42 gol subiti (13, peraltro, solo nell'ultimo mese) in 33 giornate non sono pochi. Soprattutto se vuoi andare in Europa League. Ed a maggior ragione se, nel giro di pochi mesi, una nuova e ben messa proprietà ha investito circa 180 milioni. Per acquistare, nell'ordine:

- Un eccezionale centrocampista, Gagliardini, per 25 milioni;

- Un ottimo tuttocampista, Joao Mario, per 40;

- Un attaccante mai impiegato in una stagione intera, Gabigol, per 30;

- Un'ottima ala, Candreva, per 22;

- Un discreto terzino, Ansaldi, per 10.5.

Senza contare i riscatti, molti dei quali obbligati e previsti, di Eder (10), Miranda (9), Dodò (8), Brozovic (5) e quello di Jovetic (13.5), che per fortuna rientrerà. Una cifra semplicemente pazzesca, per ristrutturare, dalla cintola in su, una squadra che in realtà ancora oggi in difesa continua a campare dei soli, ultimamente un po' più rari, miracoli di Handanovic, per sopperire alle carenze strutturali di un reparto mal messo ed eterogeneo. In cui D'Ambrosio, uno che per mesi era stato messo in disparte, ricopre un ruolo fondamentale, e Medel e Miranda sono obbligati a fare gli straordinari, pur non essendo dei difensori di livello. Uno dei due, peraltro, lo si è evinto una volta per tutte in occasione del gol in contropiede di Babacar lanciato da Vecino, non lo è neanche di ruolo. A gennaio, quando c'era la possibilità, e forse anche la necessità di colmare il vuoto - solo numerico, in verità - lasciato da Ranocchia, si è andati a giocare con il Jiangsu, per prendere l'innocuo e sconosciuto Sainsbury. Tanto basta, a definire i motivi del recente tracollo dell'Inter di Pioli, terzo allenatore stagionale ad aver inquadrato e raddrizzato solo a corrente alterna una squadra che continua a impazzire appena è sotto pressione, o se dinanzi ha qualcuno di più motivato e armonico. Ed, in questa fase, è occasione tutt'altro che rara.

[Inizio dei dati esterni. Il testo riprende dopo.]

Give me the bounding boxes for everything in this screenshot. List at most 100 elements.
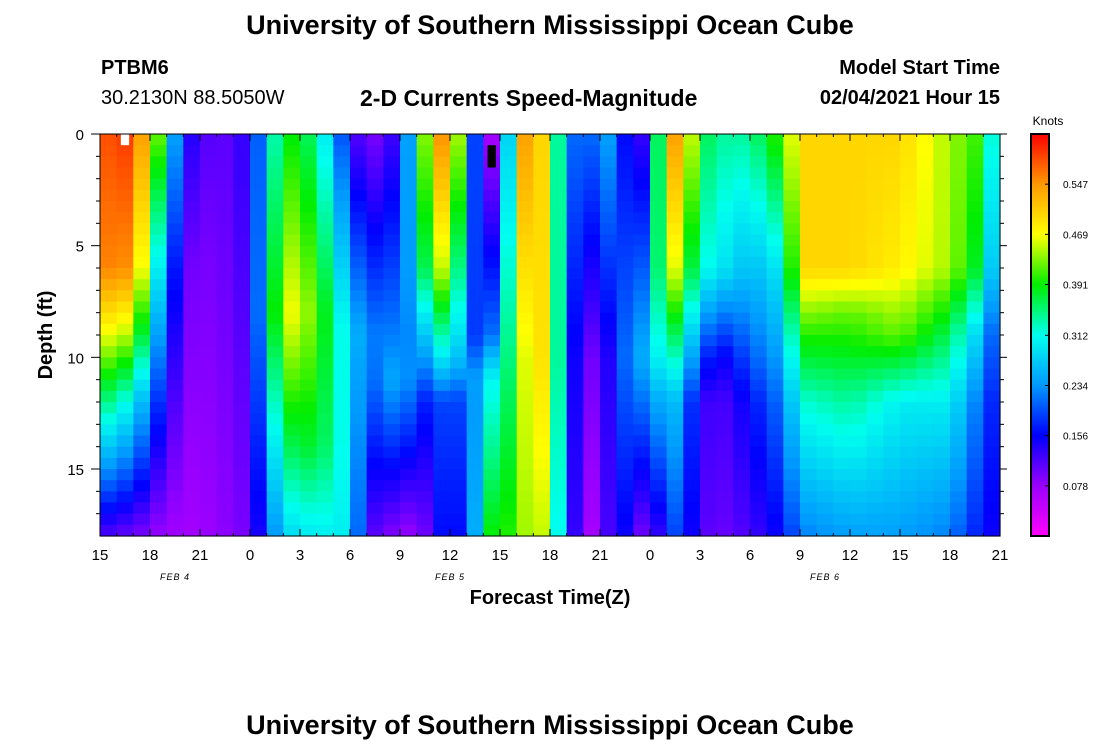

Il tutto, a pochi giorni dall'ennesima dimostrazione di forza a livello continentale della Juventus. Che a differenza dell'Inter non può permettersi neanche un raffreddore, tra i suoi attaccanti, per non restare scoperta, e che continua a dominare anche in Champions per via dello stesso reparto che l'Inter oggi maledice: la difesa, che è riuscita nell'impresa, vera, di non farsi bucare dal Barcellona in oltre 180 minuti.

Forse è da qui che Suning, Ausilio e chi per essi dovrà ripartire. Forse uno sforzo, anche immane, dovrebbe esser fatto per portare a Milano qualcuno in grado di mantenere i medesimi standard offensivi, ma soprattutto andare a dare un senso ad una fase difensiva che, tecnicamente e tatticamente, ha bisogno di ben altro. Non è un caso, allora, se i due nomi che la società agogna con maggior ardore siano quelli di Conte e Simeone: due maestri, in tal senso, capaci di far rendere al massimo i propri reparti arretrati anche con uomini non necessariamente straordinari. Non Spalletti, né Emery, che hanno altre peculiarità: sacrificare piuttosto, seppur a malincuore, anche un Perisic, un Brozovic o un Gabigol, per andare a investire in un ingaggio spropositato per chi vorrà, e saprà, ripartire dalle macerie. Da una fase intera da rigenerare, e dall'ennesima, mancata, partecipazione europea. Anche per questo, da oggi, oltre ad un nuovo percorso tecnico, Manolas non deve esser più un semplice obiettivo, ma una priorità. I Caldara, i Rugani ed i Romagnoli sono sfuggiti perché l'attenzione, nell'ultimo biennio, era stata riposta maldestramente altrove. Ora bisogna cambiar rotta. Sempre che  non si voglia perseguire nella strada che porterebbe all'ennesimo, futile, scudetto d'agosto.